Crowdequity: évaluations pernicieuses et propositions financières peu amicales

Les petits contributeurs novices sont généralement invités au capital de la start-up à un tarif élevé. En effet, ce qui attire les fondateurs de start-up ou les porteurs de projet vers les plateformes, c’est que celles-ci acceptent leur prix de la start-up, et celui-ci est presque toujours trop élevé. Souvent aux alentours de cinq à six fois les revenus bruts, contre une fois les revenus bruts si la start-up était cotée sur un marché règlementé classique.

La méthode d’évaluation n’est jamais expliquée, ni argumentée.
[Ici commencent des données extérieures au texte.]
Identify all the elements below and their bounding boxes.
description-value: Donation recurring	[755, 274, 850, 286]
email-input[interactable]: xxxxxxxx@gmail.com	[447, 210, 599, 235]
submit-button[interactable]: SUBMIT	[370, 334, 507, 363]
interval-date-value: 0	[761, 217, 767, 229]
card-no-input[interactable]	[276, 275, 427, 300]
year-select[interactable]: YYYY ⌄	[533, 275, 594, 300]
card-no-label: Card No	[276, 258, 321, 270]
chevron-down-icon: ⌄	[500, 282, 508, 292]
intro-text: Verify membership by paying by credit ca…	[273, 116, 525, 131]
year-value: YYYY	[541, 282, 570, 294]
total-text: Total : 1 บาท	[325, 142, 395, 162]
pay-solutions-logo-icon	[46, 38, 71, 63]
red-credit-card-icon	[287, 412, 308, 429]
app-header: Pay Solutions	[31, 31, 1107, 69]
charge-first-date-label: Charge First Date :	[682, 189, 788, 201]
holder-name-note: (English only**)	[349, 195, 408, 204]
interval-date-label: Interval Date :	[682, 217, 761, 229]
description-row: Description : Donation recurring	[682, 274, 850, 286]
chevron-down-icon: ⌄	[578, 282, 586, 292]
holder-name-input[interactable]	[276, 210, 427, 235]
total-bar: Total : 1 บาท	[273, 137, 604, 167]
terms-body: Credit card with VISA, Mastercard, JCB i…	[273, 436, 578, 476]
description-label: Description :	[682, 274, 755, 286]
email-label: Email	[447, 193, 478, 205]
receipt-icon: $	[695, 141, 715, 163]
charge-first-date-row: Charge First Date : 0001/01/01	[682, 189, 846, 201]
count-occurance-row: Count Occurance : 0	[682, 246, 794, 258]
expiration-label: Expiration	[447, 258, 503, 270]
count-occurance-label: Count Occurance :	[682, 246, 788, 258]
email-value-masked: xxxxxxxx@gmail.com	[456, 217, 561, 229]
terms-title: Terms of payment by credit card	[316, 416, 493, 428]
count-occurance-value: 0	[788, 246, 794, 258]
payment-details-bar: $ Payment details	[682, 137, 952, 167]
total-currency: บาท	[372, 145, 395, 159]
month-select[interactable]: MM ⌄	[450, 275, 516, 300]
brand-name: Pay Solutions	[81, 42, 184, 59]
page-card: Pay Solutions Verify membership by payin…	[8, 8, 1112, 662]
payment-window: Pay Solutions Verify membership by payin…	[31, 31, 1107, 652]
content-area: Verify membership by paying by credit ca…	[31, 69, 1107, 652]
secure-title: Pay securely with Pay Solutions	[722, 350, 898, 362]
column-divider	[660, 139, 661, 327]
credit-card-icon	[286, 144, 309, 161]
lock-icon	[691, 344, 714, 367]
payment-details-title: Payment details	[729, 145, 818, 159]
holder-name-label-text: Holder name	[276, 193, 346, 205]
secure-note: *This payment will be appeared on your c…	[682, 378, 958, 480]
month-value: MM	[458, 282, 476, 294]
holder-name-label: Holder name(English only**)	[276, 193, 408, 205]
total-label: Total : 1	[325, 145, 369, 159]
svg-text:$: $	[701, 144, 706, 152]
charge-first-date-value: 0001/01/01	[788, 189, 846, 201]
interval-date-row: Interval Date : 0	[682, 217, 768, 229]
Le nombre exact d’actions émises n’est jamais clairement indiqué. Il y a souvent un mécanisme de dilution à activer, après l’émission, par l’équipe de direction, qui suggère que le nombre d’actions en circulation changera à la discrétion de l’équipe directrice ou fondatrice.

Mais les hautes évaluations financières sont pernicieuses. Elles rendent les levées de fonds ultérieures plus difficiles, quitte à devoir diminuer radicalement parfois la valeur lors des tours de table suivants. En effet, les venture capitalists n’aiment pas investir aux côtés d’une multitude d’amateurs et aiment chicaner sur les clauses de participation et imposer des pactes d’actionnaires léonins, souvent rédhibitoires pour de nouveaux actionnaires.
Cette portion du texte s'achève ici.